His latest picks scream more “New Labour” and less “Momentum à la Corbyn” – a clear sign of which faction he believes will give him a greater chance of securing Downing Street.
Notable moderates have been placed in key positions, like Liz Kendall, who has now been made shadow work and pensions secretary. And five special advisers from the Blair/Brown era have also featured in the Shadow Cabinet.
Although Sir Keir did not radically change the top jobs, namely the Shadow Chancellor and the Shadow Home Secretary, he made a point of not side-lining Angela Rayner either.
Despite rumours of tensions between the pair, Miss Rayner has been formally lined up to become Deputy Prime Minister upon a Labour victory. Either way, it is obvious Mr Starmer is towing the centrist line to not spook moderate voters. Whether it will work? Only time will tell.
A lazy fix for obese
THE weight-loss drug Wegovy is being made available on the NHS as part of a “controlled and limited launch”.
For many, this drug could be a game-changer in the fight against obesity.
But what does it say about this country where, with over one in four adults being obese, we just prescribe a jab to shed the weight.
Shouldn’t the NHS be more proactive in tackling the root cause of such unhealthy lifestyles in the first place?
Obviously, none of us want to live in a nanny state, the likes of which brought us a proposed ban on Bogof food and drink deals. It is certainly not a few supermarket bargains that are causing this epidemic.
A one-size-fits-all drug for bingeing sins is not the answer.
It is diet, exercise and education, something the NHS seems too lazy to promote now.
U-turn a wind-up
A POTENTIAL Tory revolt has forced Rishi Sunak to overturn the effective ban on onshore wind farms.

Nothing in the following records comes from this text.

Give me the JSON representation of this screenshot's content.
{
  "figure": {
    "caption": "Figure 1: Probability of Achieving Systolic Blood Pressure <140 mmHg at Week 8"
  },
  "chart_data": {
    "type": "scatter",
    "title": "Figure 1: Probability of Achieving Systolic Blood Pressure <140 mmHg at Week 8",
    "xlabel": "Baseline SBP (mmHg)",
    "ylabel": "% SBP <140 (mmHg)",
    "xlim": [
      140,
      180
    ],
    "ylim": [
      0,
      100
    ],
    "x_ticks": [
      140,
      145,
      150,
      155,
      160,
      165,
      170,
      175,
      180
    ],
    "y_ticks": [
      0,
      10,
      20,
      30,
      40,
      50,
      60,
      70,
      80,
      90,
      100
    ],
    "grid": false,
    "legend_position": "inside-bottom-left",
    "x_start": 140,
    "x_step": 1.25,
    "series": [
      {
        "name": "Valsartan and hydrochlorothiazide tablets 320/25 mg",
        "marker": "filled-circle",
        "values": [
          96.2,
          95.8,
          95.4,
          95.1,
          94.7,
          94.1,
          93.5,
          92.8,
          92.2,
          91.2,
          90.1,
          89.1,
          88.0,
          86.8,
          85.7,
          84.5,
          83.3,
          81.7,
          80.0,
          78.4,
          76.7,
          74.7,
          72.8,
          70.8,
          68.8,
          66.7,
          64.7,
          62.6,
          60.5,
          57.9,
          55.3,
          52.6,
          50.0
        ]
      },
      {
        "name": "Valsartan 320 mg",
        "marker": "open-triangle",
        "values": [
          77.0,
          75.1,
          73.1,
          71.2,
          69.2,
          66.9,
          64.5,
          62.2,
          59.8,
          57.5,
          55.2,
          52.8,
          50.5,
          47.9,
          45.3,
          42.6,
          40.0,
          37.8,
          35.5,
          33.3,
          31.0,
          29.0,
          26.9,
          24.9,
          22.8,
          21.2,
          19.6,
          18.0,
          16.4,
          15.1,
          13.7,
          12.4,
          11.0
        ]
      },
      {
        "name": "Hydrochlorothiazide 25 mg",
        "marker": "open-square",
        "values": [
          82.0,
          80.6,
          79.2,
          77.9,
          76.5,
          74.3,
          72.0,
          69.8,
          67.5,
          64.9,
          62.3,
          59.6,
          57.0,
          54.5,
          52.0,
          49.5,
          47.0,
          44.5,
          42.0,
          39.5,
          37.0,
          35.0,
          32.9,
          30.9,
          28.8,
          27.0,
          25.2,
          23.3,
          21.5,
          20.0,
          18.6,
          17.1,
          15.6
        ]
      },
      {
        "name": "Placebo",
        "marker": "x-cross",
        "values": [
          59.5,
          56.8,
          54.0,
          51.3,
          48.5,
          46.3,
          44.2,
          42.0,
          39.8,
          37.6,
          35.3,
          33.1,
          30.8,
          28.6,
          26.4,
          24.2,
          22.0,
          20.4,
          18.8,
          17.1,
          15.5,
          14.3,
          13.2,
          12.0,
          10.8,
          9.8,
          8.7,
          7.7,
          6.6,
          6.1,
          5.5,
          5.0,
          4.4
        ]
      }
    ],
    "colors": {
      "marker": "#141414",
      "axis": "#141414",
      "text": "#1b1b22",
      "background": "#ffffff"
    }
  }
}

The move comes as MPs are preparing to vote on the Government’s contentious Energy Bill, with backbenchers backing a proposed amendment to scrap the ban. In reality, though, this move will likely be a lot of hot air.
Under the planning rules, councils will be able to give the green light to proposed turbines only where there is broad public support.
And given the Nimbys’ strong lobby against them, this is nothing more than lip service.
But another U-turn is not a great look for Mr Sunak, who pledged to keep the ban in place when he took over as PM.